TSG's argument that the agency's decision to reject its proposal was unreasonable is primarily based on its contention that the agency improperly refused to accept its late modification. TSG does not argue that the agency should have evaluated its proposal as originally submitted. In any event, the record shows that once TSG advised the contracting officer that the individual it proposed as its project manager was no longer available, TSG's proposal did not meet the RFP requirement that the proposal identify at a minimum, the key individual responsible for the overall contract, and a letter of commitment for that key person. Under these circumstances, we cannot say that the rejection of TSG's proposal was unreasonable or violated the terms of the RFP. 

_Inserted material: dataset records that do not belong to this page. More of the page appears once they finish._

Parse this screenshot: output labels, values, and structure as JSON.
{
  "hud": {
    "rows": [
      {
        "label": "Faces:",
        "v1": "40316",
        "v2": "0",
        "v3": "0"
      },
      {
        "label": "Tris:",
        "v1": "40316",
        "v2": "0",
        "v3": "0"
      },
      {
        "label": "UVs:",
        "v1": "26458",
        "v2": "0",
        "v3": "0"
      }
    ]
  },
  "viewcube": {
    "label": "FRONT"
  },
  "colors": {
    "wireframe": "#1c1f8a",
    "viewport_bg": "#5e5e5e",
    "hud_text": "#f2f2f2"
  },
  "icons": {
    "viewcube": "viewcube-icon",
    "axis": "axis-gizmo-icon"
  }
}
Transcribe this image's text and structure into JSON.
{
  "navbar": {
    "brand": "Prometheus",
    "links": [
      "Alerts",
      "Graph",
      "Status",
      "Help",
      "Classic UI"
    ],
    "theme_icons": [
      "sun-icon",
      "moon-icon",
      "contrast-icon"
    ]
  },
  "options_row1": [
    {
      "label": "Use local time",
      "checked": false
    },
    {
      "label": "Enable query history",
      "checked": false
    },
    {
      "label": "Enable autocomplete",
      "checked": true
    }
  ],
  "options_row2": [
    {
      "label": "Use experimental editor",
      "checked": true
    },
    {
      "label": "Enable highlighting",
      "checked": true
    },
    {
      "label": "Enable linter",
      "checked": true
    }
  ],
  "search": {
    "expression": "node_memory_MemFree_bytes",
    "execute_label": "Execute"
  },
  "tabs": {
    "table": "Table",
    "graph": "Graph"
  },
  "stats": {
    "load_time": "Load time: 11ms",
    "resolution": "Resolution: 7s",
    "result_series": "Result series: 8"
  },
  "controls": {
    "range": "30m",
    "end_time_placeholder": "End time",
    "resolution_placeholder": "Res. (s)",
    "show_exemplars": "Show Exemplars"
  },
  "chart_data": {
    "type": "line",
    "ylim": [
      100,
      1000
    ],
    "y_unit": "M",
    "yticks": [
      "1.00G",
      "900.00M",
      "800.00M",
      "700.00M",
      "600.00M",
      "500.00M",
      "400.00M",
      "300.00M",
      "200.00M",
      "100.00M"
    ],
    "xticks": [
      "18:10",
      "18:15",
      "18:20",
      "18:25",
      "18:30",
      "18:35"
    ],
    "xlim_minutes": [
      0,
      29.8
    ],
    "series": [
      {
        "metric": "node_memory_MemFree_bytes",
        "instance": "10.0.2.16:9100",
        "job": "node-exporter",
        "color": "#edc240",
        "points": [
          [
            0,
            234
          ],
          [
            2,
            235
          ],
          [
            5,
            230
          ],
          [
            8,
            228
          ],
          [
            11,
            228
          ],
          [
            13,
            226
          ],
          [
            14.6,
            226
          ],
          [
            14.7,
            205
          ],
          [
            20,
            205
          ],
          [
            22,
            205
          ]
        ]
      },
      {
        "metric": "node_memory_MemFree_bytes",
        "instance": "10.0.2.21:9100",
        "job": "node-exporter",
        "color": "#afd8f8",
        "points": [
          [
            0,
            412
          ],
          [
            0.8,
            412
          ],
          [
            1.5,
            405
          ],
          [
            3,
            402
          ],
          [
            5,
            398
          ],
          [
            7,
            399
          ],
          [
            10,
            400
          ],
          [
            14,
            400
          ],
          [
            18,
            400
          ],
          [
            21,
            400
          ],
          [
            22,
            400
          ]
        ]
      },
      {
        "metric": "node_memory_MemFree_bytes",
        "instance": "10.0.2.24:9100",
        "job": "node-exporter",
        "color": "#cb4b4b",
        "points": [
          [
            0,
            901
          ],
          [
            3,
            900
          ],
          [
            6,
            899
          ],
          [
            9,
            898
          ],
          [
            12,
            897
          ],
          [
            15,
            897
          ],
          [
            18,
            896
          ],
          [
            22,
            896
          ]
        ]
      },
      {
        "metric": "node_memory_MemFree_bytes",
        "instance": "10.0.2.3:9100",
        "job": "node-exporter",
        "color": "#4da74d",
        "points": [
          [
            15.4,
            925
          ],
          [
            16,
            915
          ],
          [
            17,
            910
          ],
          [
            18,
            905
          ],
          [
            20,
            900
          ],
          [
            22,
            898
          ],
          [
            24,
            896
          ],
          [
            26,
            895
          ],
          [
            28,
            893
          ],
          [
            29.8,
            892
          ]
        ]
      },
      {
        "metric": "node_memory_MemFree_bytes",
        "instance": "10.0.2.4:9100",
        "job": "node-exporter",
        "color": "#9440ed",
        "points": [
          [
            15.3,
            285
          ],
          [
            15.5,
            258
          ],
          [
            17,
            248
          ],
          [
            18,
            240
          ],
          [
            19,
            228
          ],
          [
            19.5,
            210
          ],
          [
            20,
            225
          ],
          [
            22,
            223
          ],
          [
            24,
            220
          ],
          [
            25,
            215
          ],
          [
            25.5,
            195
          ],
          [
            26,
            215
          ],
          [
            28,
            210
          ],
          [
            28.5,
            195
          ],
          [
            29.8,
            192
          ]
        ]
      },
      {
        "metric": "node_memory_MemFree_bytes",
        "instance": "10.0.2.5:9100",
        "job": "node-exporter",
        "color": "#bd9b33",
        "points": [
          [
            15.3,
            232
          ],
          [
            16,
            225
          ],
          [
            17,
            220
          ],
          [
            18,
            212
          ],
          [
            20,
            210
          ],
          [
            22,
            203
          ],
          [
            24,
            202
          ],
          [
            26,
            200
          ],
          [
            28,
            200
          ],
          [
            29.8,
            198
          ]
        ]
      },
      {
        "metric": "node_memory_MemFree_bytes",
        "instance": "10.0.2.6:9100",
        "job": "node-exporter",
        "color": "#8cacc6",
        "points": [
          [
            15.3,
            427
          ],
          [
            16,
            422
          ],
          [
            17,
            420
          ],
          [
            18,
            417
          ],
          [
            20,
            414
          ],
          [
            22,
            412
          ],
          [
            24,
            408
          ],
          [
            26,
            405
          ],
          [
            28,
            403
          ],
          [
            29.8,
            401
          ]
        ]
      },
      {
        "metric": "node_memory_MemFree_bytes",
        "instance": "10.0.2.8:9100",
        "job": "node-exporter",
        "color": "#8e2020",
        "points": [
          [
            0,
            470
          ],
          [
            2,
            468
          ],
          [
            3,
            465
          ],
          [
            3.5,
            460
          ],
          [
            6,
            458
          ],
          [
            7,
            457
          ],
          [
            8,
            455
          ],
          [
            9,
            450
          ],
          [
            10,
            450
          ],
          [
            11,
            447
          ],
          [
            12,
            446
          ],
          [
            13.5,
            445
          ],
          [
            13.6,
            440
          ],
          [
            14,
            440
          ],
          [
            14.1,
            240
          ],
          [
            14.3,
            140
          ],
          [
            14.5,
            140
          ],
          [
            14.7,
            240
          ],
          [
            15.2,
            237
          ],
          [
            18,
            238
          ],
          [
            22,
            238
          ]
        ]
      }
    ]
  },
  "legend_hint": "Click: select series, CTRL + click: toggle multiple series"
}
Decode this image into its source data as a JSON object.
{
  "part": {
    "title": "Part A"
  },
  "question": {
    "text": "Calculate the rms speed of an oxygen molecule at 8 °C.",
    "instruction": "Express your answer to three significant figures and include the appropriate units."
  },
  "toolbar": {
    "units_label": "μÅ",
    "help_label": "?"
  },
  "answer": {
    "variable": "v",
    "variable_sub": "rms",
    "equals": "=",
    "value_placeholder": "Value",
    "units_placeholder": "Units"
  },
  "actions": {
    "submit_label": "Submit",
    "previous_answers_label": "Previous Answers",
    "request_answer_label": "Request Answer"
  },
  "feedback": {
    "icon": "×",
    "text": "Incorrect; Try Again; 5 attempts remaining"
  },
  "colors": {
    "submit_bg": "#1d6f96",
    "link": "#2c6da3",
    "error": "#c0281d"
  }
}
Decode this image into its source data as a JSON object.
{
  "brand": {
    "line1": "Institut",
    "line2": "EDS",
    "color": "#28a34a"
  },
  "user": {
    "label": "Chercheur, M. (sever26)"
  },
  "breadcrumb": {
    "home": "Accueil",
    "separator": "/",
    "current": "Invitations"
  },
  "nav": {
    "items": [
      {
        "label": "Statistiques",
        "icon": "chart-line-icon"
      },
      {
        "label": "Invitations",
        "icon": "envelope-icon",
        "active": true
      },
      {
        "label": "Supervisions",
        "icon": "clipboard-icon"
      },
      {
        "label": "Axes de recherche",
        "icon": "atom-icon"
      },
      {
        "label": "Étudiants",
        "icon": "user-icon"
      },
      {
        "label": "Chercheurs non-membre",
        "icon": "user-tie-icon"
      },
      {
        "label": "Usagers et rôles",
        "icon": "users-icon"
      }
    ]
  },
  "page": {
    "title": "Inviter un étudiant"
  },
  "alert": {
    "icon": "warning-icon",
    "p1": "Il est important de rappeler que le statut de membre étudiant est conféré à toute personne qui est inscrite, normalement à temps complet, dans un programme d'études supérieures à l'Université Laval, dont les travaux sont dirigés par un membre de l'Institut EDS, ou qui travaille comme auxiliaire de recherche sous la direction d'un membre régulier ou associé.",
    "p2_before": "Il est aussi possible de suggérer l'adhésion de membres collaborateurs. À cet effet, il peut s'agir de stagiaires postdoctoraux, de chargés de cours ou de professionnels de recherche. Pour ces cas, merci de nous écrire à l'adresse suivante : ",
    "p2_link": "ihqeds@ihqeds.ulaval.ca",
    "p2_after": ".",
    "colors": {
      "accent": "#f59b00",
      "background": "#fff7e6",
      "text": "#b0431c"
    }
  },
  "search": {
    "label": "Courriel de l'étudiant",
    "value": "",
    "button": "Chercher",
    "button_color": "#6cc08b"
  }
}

As a final matter, we recognize that the protester and the agency disagree about whether TSG was attempting to identify for the first time a new key position, director of operations, when TSG advised the agency that it needed to substitute a new project manager. Compare Initial Protest at 5 n.1 (TSG says it was not identifying this individual as one of its key personnel) with Agency Memorandum of Law at 7 n.8 (the agency concluded that by submitting a new resume, a letter of commitment and a request that its director of operations attend the oral presentation, which was only to be attended by key personnel, TSG was identifying a new key position). While TSG may not have intended to identify its new director of operations as a key employee, its actions, at a minimum, created an ambiguity about the extent to which TSG was seeking to modify its proposal weeks after the proposal submission date. We see nothing unreasonable about the agency's decision not to allow either of these modifications.
The protest is denied.
Daniel I. Gordon
Acting General Counsel
 TSG makes a number of other arguments related to the agency's decision to eliminate the firm's proposal from the competition without considering its offer to substitute a new project manager, and to propose an entirely new key position, director of operations. We also find them without merit. For example, TSG contends that the contracting officer had no authority to eliminate TSG's proposal prior to evaluation by the evaluation team. On this record, we do not find that the contracting officer abused his discretion in deciding to eliminate TSG from the competition instead of delaying the procurement and accepting TSG's late modification.